By graduation, all hope was lost. Even if I had wanted to put the pieces back together, I wouldn’t have known where to start. The incoming class was on Facebook, MySpace, Xanga and a number of other sites with names I couldn’t pronounce. Friendster had since become a dinosaur. But that wasn’t the worst of it.
By degrees I began to gather that social codes varied drastically from site to site. Being friends on MySpace was the equivalent of a casual acquaintance; perfect for someone you met at a party and might try to sleep with. At the same time, people were becoming friends with car brands, garage bands, and superfans, transforming their profiles into a public diary of consumable aspirations.
Facebook’s commenting feature, similar to Friendster’s testimonials, had metastasized into something more sinister: the number of comments left for your friends could be tracked and viewed by anyone. Comment too frequently and you seemed pathetic; too sporadically and you seemed fake. The rate of commenting associated with true friendship was in constant flux while the content of messages became nearly irrelevant. You were effectively advertising your prowess as a friend to your entire social circle.
New sites popped up every day. Some involved GPS, others musical taste. One for cats. One for dogs. One for rich globe-trotting socialites. And to my horror, a pattern began to emerge: not one had fixed social mores. They were always evolving.
So I gave up.
These days at parties someone will occasionally ask for my MySpace page and go a little pale when I announce loudly that I don’t have one. Sometimes I even deliver an animated diatribe in which I compare twentysomethings with MySpace pages to middle-aged men who hang out at the Mall. But it’s just an ugly trick to hide my shame. My digital corpse has begun to contaminate my real life with the smell of decay.
Dating—now nearly impossible to negotiate without social networking—has become a nightmare. Asking for someone’s email address seems like the equivalent of inviting myself in for coffee and then dropping my pants. Mention Friendster, and I might as well say that I live with my mom.
Every day things get a little bit worse. Before long online socializing will be a critical component of assembling a resume for a career. It will be the way deals get done and hands get shaken. It’s already where fame and prestige are earned and displayed. Soon, parents will start their children on social networking like they would preschool or piano lessons.

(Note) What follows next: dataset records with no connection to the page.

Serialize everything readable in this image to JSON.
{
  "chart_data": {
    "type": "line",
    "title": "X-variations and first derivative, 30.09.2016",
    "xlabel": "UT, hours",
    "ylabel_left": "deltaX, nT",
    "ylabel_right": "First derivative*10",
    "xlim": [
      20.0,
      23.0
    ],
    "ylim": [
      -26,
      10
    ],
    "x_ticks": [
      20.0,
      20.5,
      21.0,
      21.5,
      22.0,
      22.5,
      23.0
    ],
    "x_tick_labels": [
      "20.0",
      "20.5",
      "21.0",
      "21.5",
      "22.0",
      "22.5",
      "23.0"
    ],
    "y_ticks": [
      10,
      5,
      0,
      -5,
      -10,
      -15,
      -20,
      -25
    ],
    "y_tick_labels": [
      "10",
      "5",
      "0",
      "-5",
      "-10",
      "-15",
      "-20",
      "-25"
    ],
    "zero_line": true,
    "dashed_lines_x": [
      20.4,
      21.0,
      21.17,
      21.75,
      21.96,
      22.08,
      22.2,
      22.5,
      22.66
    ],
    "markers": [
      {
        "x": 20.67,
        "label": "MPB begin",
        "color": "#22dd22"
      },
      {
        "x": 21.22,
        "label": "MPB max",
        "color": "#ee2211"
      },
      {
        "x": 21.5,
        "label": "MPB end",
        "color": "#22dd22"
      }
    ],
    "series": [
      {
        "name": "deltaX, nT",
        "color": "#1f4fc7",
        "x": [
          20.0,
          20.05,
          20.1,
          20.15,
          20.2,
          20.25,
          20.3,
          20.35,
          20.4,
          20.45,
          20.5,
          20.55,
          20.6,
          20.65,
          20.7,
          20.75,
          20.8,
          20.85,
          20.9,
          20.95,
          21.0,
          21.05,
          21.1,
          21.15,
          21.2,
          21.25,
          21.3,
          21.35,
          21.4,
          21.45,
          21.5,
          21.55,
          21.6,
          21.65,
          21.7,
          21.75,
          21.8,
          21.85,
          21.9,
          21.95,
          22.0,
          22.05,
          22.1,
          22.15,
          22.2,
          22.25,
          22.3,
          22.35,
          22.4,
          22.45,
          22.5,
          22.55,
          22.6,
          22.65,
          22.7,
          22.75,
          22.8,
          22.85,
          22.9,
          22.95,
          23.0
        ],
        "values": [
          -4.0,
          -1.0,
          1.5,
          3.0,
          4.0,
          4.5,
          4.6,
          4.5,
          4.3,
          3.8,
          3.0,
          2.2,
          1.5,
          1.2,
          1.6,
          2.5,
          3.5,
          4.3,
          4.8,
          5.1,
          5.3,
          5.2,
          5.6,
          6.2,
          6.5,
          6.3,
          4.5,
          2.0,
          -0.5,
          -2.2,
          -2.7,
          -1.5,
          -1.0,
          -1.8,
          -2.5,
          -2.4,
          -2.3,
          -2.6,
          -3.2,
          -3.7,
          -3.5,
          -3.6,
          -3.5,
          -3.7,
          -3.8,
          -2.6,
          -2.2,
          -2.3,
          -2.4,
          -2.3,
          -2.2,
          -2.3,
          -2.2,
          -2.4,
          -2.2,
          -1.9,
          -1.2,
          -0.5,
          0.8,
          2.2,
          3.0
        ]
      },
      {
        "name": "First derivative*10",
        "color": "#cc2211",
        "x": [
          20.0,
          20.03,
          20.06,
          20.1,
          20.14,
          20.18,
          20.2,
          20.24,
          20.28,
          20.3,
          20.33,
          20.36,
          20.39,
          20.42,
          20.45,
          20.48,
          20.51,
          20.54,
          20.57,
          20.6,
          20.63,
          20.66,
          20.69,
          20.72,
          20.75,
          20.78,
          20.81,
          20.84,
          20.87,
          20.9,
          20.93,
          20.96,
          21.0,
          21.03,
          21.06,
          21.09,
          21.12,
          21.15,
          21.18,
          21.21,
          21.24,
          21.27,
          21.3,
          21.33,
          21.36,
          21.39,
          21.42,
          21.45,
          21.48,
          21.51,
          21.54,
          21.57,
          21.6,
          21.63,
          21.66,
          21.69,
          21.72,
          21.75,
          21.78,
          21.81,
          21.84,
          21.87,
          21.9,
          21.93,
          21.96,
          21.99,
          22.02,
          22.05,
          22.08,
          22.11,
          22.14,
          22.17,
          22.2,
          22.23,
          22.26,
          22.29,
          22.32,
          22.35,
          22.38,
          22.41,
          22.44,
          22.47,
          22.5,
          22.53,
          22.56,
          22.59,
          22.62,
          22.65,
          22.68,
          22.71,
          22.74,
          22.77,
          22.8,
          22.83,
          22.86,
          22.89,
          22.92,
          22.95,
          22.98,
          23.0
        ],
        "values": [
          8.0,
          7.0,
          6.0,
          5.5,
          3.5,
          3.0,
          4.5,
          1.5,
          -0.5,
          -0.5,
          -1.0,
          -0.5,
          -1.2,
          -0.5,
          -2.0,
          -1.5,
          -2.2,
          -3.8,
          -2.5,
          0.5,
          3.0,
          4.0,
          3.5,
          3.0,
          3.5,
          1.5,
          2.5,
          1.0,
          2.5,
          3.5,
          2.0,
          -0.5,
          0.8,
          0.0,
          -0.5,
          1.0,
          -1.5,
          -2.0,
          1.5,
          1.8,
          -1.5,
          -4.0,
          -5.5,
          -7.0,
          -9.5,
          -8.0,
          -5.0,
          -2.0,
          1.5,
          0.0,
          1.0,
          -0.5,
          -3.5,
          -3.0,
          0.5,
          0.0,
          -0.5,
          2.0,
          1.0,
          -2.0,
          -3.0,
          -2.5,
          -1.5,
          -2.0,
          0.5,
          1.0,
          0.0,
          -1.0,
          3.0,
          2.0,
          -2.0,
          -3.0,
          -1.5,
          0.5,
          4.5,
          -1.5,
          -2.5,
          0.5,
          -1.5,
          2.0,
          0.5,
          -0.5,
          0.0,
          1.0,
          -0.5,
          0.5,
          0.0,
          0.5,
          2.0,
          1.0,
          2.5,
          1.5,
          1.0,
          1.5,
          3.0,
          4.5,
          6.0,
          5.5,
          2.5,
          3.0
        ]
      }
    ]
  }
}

Maybe I deserve to be digitally lame. Maybe I laughed too hard at the Baby Boomers who have struggled for a decade with computers. Maybe I made a terrible mistake of assumption. The true electronic generation gap may not lie between those who can use a computer and those who can’t. It’s irrelevant who has the tools, what matters is understanding the rules.
I brazenly assumed that shifts in social hierarchy were as rare as strikes of lightning. Sure, every once in a while a crop of high school seniors suddenly drive cars, but as far as I knew, the social game as old as time itself was to scramble up the pyramid to a comfortable spot and hang on like hell when the foundation shook. Rule changes were infrequent and anathema.
But on the internet, rules change daily. In fact, social mores evolve faster than traditions can take root. For people like me, this is terrifying; since there is no corpus of understanding to learn from, there is no way to catch up. But for children who are natives of online social networking, this flux is a given, a fact of life. It’s the new truth of the schoolyard. I might as well be an immigrant: just hoping that my kids will have a chance to make something of themselves in an unfamiliar country.
So it looks like I’ll be eating lunch in the library for a while longer. But with any luck, you’ll be joining me soon.